The Chinese green bond market began its development from the top down, following China’s establishment of its own guidelines, and the government has sent a strong message that green financing is a priority for the country. But many green bond advocates agree that the top-down approach can only go so far.
“For the long term sustainable development of the market, we need the market to push from the bottom up,” said He Ji, deputy general manager in the treasury department at the Agricultural Development Bank of China.
Governments around Asia, including Singapore and Hong Kong, have introduced subsidies to encourage green issuance, offering to offset the added costs of verifying green compliance. But many people believe that the subsidies are, and should be, a temporary measure. “If we rely on subsidies, then the green market will not develop in a healthy way,” said Han Zhang, CEO of iGreenBank. “Many of the subsidies we see have no exit mechanisms,” he added, explaining that such an approach will stymie the market.

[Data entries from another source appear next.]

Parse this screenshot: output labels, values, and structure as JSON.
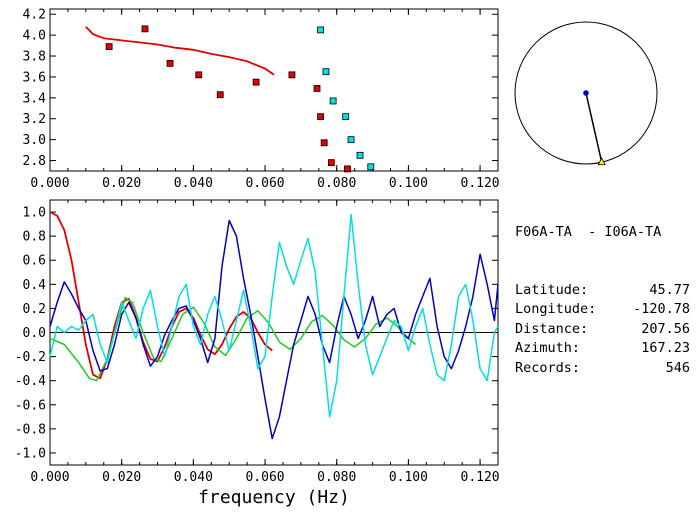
{
  "info": {
    "title": "F06A-TA  - I06A-TA",
    "rows": [
      {
        "label": "Latitude:",
        "value": "45.77"
      },
      {
        "label": "Longitude:",
        "value": "-120.78"
      },
      {
        "label": "Distance:",
        "value": "207.56"
      },
      {
        "label": "Azimuth:",
        "value": "167.23"
      },
      {
        "label": "Records:",
        "value": "546"
      }
    ]
  },
  "colors": {
    "red": "#e00000",
    "green": "#22cc22",
    "blue": "#0000c8",
    "cyan": "#00e0e0",
    "dispersion_red_marker": "#e00000",
    "dispersion_cyan_marker": "#00e0e0"
  },
  "chart_data": [
    {
      "type": "scatter",
      "xlabel": "",
      "xlim": [
        0.0,
        0.125
      ],
      "ylim": [
        2.7,
        4.25
      ],
      "xticks": [
        "0.000",
        "0.020",
        "0.040",
        "0.060",
        "0.080",
        "0.100",
        "0.120"
      ],
      "yticks": [
        "2.8",
        "3.0",
        "3.2",
        "3.4",
        "3.6",
        "3.8",
        "4.0",
        "4.2"
      ],
      "series": [
        {
          "marker": "red-square",
          "points": [
            [
              0.0165,
              3.89
            ],
            [
              0.0265,
              4.06
            ],
            [
              0.0335,
              3.73
            ],
            [
              0.0415,
              3.62
            ],
            [
              0.0475,
              3.43
            ],
            [
              0.0575,
              3.55
            ],
            [
              0.0675,
              3.62
            ],
            [
              0.0745,
              3.49
            ],
            [
              0.0755,
              3.22
            ],
            [
              0.0765,
              2.97
            ],
            [
              0.0785,
              2.78
            ],
            [
              0.083,
              2.72
            ]
          ]
        },
        {
          "marker": "cyan-square",
          "points": [
            [
              0.0755,
              4.05
            ],
            [
              0.077,
              3.65
            ],
            [
              0.079,
              3.37
            ],
            [
              0.0825,
              3.22
            ],
            [
              0.084,
              3.0
            ],
            [
              0.0865,
              2.85
            ],
            [
              0.0895,
              2.74
            ]
          ]
        },
        {
          "style": "red-line",
          "points": [
            [
              0.01,
              4.08
            ],
            [
              0.012,
              4.01
            ],
            [
              0.015,
              3.97
            ],
            [
              0.02,
              3.95
            ],
            [
              0.025,
              3.93
            ],
            [
              0.03,
              3.91
            ],
            [
              0.035,
              3.88
            ],
            [
              0.04,
              3.86
            ],
            [
              0.045,
              3.82
            ],
            [
              0.05,
              3.79
            ],
            [
              0.055,
              3.75
            ],
            [
              0.06,
              3.68
            ],
            [
              0.0625,
              3.62
            ]
          ]
        }
      ]
    },
    {
      "type": "line",
      "xlabel": "frequency (Hz)",
      "xlim": [
        0.0,
        0.125
      ],
      "ylim": [
        -1.1,
        1.1
      ],
      "xticks": [
        "0.000",
        "0.020",
        "0.040",
        "0.060",
        "0.080",
        "0.100",
        "0.120"
      ],
      "yticks": [
        "1.0",
        "0.8",
        "0.6",
        "0.4",
        "0.2",
        "0.0",
        "-0.2",
        "-0.4",
        "-0.6",
        "-0.8",
        "-1.0"
      ],
      "series": [
        {
          "color": "red",
          "points": [
            [
              0.0,
              1.0
            ],
            [
              0.002,
              0.97
            ],
            [
              0.004,
              0.85
            ],
            [
              0.006,
              0.6
            ],
            [
              0.008,
              0.25
            ],
            [
              0.01,
              -0.1
            ],
            [
              0.012,
              -0.35
            ],
            [
              0.014,
              -0.38
            ],
            [
              0.016,
              -0.22
            ],
            [
              0.018,
              0.05
            ],
            [
              0.02,
              0.25
            ],
            [
              0.022,
              0.28
            ],
            [
              0.024,
              0.12
            ],
            [
              0.026,
              -0.08
            ],
            [
              0.028,
              -0.22
            ],
            [
              0.03,
              -0.24
            ],
            [
              0.032,
              -0.12
            ],
            [
              0.034,
              0.05
            ],
            [
              0.036,
              0.17
            ],
            [
              0.038,
              0.2
            ],
            [
              0.04,
              0.12
            ],
            [
              0.042,
              -0.02
            ],
            [
              0.044,
              -0.14
            ],
            [
              0.046,
              -0.18
            ],
            [
              0.048,
              -0.1
            ],
            [
              0.05,
              0.03
            ],
            [
              0.052,
              0.13
            ],
            [
              0.054,
              0.17
            ],
            [
              0.056,
              0.12
            ],
            [
              0.058,
              0.0
            ],
            [
              0.06,
              -0.1
            ],
            [
              0.062,
              -0.15
            ]
          ]
        },
        {
          "color": "green",
          "points": [
            [
              0.0,
              -0.05
            ],
            [
              0.004,
              -0.1
            ],
            [
              0.008,
              -0.25
            ],
            [
              0.011,
              -0.38
            ],
            [
              0.013,
              -0.4
            ],
            [
              0.016,
              -0.22
            ],
            [
              0.019,
              0.1
            ],
            [
              0.021,
              0.29
            ],
            [
              0.023,
              0.25
            ],
            [
              0.026,
              0.0
            ],
            [
              0.029,
              -0.22
            ],
            [
              0.031,
              -0.24
            ],
            [
              0.034,
              -0.05
            ],
            [
              0.037,
              0.15
            ],
            [
              0.04,
              0.21
            ],
            [
              0.043,
              0.08
            ],
            [
              0.046,
              -0.12
            ],
            [
              0.049,
              -0.19
            ],
            [
              0.052,
              -0.05
            ],
            [
              0.055,
              0.12
            ],
            [
              0.058,
              0.18
            ],
            [
              0.061,
              0.08
            ],
            [
              0.064,
              -0.08
            ],
            [
              0.067,
              -0.14
            ],
            [
              0.07,
              -0.05
            ],
            [
              0.073,
              0.09
            ],
            [
              0.076,
              0.14
            ],
            [
              0.079,
              0.06
            ],
            [
              0.082,
              -0.06
            ],
            [
              0.085,
              -0.12
            ],
            [
              0.088,
              -0.05
            ],
            [
              0.091,
              0.07
            ],
            [
              0.094,
              0.12
            ],
            [
              0.097,
              0.05
            ],
            [
              0.1,
              -0.05
            ],
            [
              0.102,
              -0.1
            ]
          ]
        },
        {
          "color": "blue",
          "points": [
            [
              0.0,
              0.05
            ],
            [
              0.002,
              0.25
            ],
            [
              0.004,
              0.42
            ],
            [
              0.006,
              0.32
            ],
            [
              0.008,
              0.2
            ],
            [
              0.01,
              0.1
            ],
            [
              0.012,
              -0.15
            ],
            [
              0.014,
              -0.32
            ],
            [
              0.016,
              -0.3
            ],
            [
              0.018,
              -0.1
            ],
            [
              0.02,
              0.15
            ],
            [
              0.022,
              0.25
            ],
            [
              0.024,
              0.12
            ],
            [
              0.026,
              -0.1
            ],
            [
              0.028,
              -0.28
            ],
            [
              0.03,
              -0.2
            ],
            [
              0.032,
              -0.02
            ],
            [
              0.034,
              0.1
            ],
            [
              0.036,
              0.2
            ],
            [
              0.038,
              0.22
            ],
            [
              0.04,
              0.1
            ],
            [
              0.042,
              -0.05
            ],
            [
              0.044,
              -0.25
            ],
            [
              0.046,
              -0.05
            ],
            [
              0.048,
              0.55
            ],
            [
              0.05,
              0.93
            ],
            [
              0.052,
              0.8
            ],
            [
              0.054,
              0.45
            ],
            [
              0.056,
              0.15
            ],
            [
              0.058,
              -0.2
            ],
            [
              0.06,
              -0.55
            ],
            [
              0.062,
              -0.88
            ],
            [
              0.064,
              -0.7
            ],
            [
              0.066,
              -0.4
            ],
            [
              0.068,
              -0.1
            ],
            [
              0.07,
              0.1
            ],
            [
              0.072,
              0.3
            ],
            [
              0.074,
              0.15
            ],
            [
              0.076,
              -0.1
            ],
            [
              0.078,
              -0.25
            ],
            [
              0.08,
              0.05
            ],
            [
              0.082,
              0.3
            ],
            [
              0.084,
              0.15
            ],
            [
              0.086,
              -0.05
            ],
            [
              0.088,
              0.1
            ],
            [
              0.09,
              0.3
            ],
            [
              0.092,
              0.05
            ],
            [
              0.094,
              0.15
            ],
            [
              0.096,
              0.2
            ],
            [
              0.098,
              0.0
            ],
            [
              0.1,
              -0.05
            ],
            [
              0.102,
              0.15
            ],
            [
              0.104,
              0.3
            ],
            [
              0.106,
              0.45
            ],
            [
              0.108,
              0.05
            ],
            [
              0.11,
              -0.2
            ],
            [
              0.112,
              -0.3
            ],
            [
              0.114,
              -0.15
            ],
            [
              0.116,
              0.05
            ],
            [
              0.118,
              0.3
            ],
            [
              0.12,
              0.65
            ],
            [
              0.122,
              0.4
            ],
            [
              0.124,
              0.1
            ],
            [
              0.125,
              0.4
            ]
          ]
        },
        {
          "color": "cyan",
          "points": [
            [
              0.0,
              -0.2
            ],
            [
              0.002,
              0.05
            ],
            [
              0.004,
              0.0
            ],
            [
              0.006,
              0.05
            ],
            [
              0.008,
              0.02
            ],
            [
              0.01,
              0.1
            ],
            [
              0.012,
              0.15
            ],
            [
              0.014,
              -0.1
            ],
            [
              0.016,
              -0.25
            ],
            [
              0.018,
              0.0
            ],
            [
              0.02,
              0.25
            ],
            [
              0.022,
              0.1
            ],
            [
              0.024,
              -0.05
            ],
            [
              0.026,
              0.2
            ],
            [
              0.028,
              0.35
            ],
            [
              0.03,
              0.05
            ],
            [
              0.032,
              -0.2
            ],
            [
              0.034,
              0.05
            ],
            [
              0.036,
              0.3
            ],
            [
              0.038,
              0.4
            ],
            [
              0.04,
              0.05
            ],
            [
              0.042,
              -0.1
            ],
            [
              0.044,
              0.15
            ],
            [
              0.046,
              0.3
            ],
            [
              0.048,
              0.1
            ],
            [
              0.05,
              -0.15
            ],
            [
              0.052,
              0.1
            ],
            [
              0.054,
              0.35
            ],
            [
              0.056,
              0.05
            ],
            [
              0.058,
              -0.3
            ],
            [
              0.06,
              -0.2
            ],
            [
              0.062,
              0.3
            ],
            [
              0.064,
              0.75
            ],
            [
              0.066,
              0.55
            ],
            [
              0.068,
              0.4
            ],
            [
              0.07,
              0.6
            ],
            [
              0.072,
              0.78
            ],
            [
              0.074,
              0.5
            ],
            [
              0.076,
              -0.1
            ],
            [
              0.078,
              -0.7
            ],
            [
              0.08,
              -0.4
            ],
            [
              0.082,
              0.3
            ],
            [
              0.084,
              0.98
            ],
            [
              0.086,
              0.4
            ],
            [
              0.088,
              -0.1
            ],
            [
              0.09,
              -0.35
            ],
            [
              0.092,
              -0.2
            ],
            [
              0.094,
              -0.05
            ],
            [
              0.096,
              0.1
            ],
            [
              0.098,
              0.05
            ],
            [
              0.1,
              -0.15
            ],
            [
              0.102,
              0.05
            ],
            [
              0.104,
              0.2
            ],
            [
              0.106,
              -0.1
            ],
            [
              0.108,
              -0.35
            ],
            [
              0.11,
              -0.4
            ],
            [
              0.112,
              -0.1
            ],
            [
              0.114,
              0.3
            ],
            [
              0.116,
              0.4
            ],
            [
              0.118,
              0.1
            ],
            [
              0.12,
              -0.3
            ],
            [
              0.122,
              -0.4
            ],
            [
              0.124,
              0.0
            ],
            [
              0.125,
              0.05
            ]
          ]
        }
      ]
    },
    {
      "type": "scatter",
      "subtype": "azimuth-dial",
      "azimuth_deg": 167.23
    }
  ]
}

To fill the gaps in the market and encourage development, banks will play a key role. Market leaders like HSBC have to start with many potential borrowers from scratch, helping them develop their own company green frameworks, and educate them on the benefits and appeals of being a green issuer.
“Green bonds really help a sustainable corporation like Modern Land to position itself responsibly among all stakeholders, including shareholders, clients and regulators,” said Cristiano Cui, Managing Director of Board Office, Modern Land China.
Banks are also educating the investor base in Asia, which currently lacks many green-dedicated funds, to show how green products fit into portfolios. These banks are able to base their Asian green strategy off their European experiences, bringing in successful western practices to encourage engagement in the region.
And, banks will continue to lead as the market moves to new financing options including green loans and green asset backed securities. “Financial Institutions have played an important role in greening China’s financial system,” added Gan. “From providing green credits, to issuing green bonds, then to issuing sustainability bonds, which fund both green and social projects. China Construction Bank is a good example.”
Added Ji, “By issuing the green bonds, we are not only financing, but we are also communicating to people and the world about the development of the green bond market.”